Espresso Cuisines : Traditional Drink Descriptions

What follows is a description of the various beverages that make up the espresso cuisines of the United States and Northern Italy.

Espresso. One-third (Italy) to two-thirds (United States) of a demitasse of espresso coffee, or 1 to 2 ounces, black, usually drunk with sugar.

Espresso Romano (United States; Italian-American). Espresso served with a twist of lemon on the side.

Espresso Ristretto (United States), Corto (Italy), Short (Pacific Northwest). The restricted or short espresso carries the "small is beautiful" espresso philosophy to its ultimate: The flow of espresso is cut short at about 3/4 ounce or less than a third of a demitasse (Italy) to 1 1/4 ounces or one-half of a demitasse (United States), producing an even denser, more perfumy cup of espresso than the norm.

Espresso Lungo (Italy, United States), Long (Pacific Northwest). A "long" espresso, filling about two-thirds or more of a demitasse. A term not much used in the United States, since most American espresso servings are already long by Italian standards.

Espresso con Panna. A single or double serving of espresso topped with whipped cream in a 6-ounce cup, usually topped by a dash of unsweetened chocolate powder.

Double (United States), Doppio (Italy). Double serving, or about 2 1/2 ounces (Italy) to 3 to 5 ounces (United States) of straight espresso, made with twice the amount of ground coffee as a single serving.

Cappuccino. One serving (about 1 1/4 ounces in Italy, up to 2 ounces in the United States) of espresso, topped by hot milk and froth. In the classic Italian-American cuisine, a good cappuccino consists of about one-third espresso, one-third milk, and about one-third rather stiff foam, in a heavy 6-ounce cup. In Italy, the milk is not frothed as thoroughly as in the United States, and is presented as a heavier, soupy foam that picks up and combines with the espresso, rather than floating on top of it, as is often the case with the lighter, drier froth typical of American production. The hot, frothed milk is always added to the coffee in the cappuccino. Like most espresso drinks, the cappuccino is usually drunk with sugar.

This popular drink is often customized, both in the United States and in Italy. It is not unusual to hear an Italian order a cappuccino senza spuma, "without froth," and Americans versed in the ways of Seattle-style espresso have the option of ordering their cappuccino wet, with very little froth, or dry, with mostly hard, bouyant froth and little milk.

Caffe Latte, Latte (United States). In the United States, one or two shots of espresso and about three times as much hot milk, in a big bowl or wide-mouthed glass, topped with a short head of froth.
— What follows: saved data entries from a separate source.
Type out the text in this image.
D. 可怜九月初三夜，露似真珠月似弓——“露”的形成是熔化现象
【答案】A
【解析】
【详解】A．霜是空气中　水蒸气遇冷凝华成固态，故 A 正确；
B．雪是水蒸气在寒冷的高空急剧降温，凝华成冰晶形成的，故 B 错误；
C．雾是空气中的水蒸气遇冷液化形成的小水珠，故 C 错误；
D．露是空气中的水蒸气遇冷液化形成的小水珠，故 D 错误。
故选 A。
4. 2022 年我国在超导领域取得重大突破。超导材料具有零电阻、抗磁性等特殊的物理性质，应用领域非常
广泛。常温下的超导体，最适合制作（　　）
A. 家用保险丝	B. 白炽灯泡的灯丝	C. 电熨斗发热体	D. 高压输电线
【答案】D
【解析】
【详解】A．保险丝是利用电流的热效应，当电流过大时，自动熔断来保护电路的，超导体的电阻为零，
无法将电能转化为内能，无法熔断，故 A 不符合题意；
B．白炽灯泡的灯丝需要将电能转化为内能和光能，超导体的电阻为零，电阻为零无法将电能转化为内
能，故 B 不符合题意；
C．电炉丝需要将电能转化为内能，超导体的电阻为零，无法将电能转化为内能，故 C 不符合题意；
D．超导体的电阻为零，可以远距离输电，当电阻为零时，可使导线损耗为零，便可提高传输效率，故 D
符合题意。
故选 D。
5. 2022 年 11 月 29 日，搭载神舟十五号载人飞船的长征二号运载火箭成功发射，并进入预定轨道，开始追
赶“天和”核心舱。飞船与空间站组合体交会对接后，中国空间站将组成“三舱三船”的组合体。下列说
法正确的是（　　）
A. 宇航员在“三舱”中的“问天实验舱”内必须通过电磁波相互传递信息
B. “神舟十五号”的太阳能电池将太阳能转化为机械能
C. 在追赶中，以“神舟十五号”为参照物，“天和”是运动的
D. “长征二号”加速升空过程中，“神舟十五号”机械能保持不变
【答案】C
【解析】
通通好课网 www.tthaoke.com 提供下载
Caffe latte has a greater proportion of milk to coffee than a cappuccino does, and tastes weaker and milkier. Strictly speaking, the milk and coffee should be poured simultaneously, from either side of the bowl or glass.

Such combinations of hot milk and coffee have long been the favored breakfast drink of southern Europeans, although the term caffe latte itself appears to be little used in Italy, where those who want a breakfast coffee with more milk than froth usually order a latte macchiato, or perhaps a cappuccino without foam. In fact, a sure way to reveal that you are an American in Italy is to order a cappuccino after lunch, or a caffe latte at any time. In the United States, caffes often distinguish between caffe latte (made with espresso) and café au lait, which substitutes ordinary American filter coffee for the espresso.

Espresso Macchiato. A serving of espresso "stained"’ (macchiato) with a small quantity of hot, frothed milk. Served in the usual espresso demitasse.

Latte Macchiato. A glass filled with hot frothed milk, into which a serving of espresso has been slowly dribbled. The coffee colors, or stains, the milk. In both Italy and the United States, this drink is presented with a relatively short head of froth. Note that in the cappuccino, the milk and froth are added to the coffee, in the caffe latte they are poured simultaneously into a large bowl or glass, mixing them, while in the latte macchiato, the espresso is poured into the milk and froth, creating a layered effect as viewed through the serving glass.

Caffe Mocha (United States). Not to be confused with Mocha Java, a traditional American-roasted blend of Mocha and Java coffees. In the classic Italian-American espresso cuisine a caffe Mocha is one serving (ideally 1 1/4 ounces) of espresso, mixed with about 2 ounces of very strong hot chocolate, topped with hot frothed milk. The milk is added last, and the whole thing is usually served in an 8-ounce mug. With a classic mocha the hot chocolate is made very strong, so it can hold its own against the espresso and milk. With increasing frequency American caffes simply add chocolate fountain syrup to a caffe latte and call it a Mocha. So be it. The Mocha does not appear on Italian espresso menus, although the drink is probably based on various coffee-chocolate drinks once popular in Northern Italy.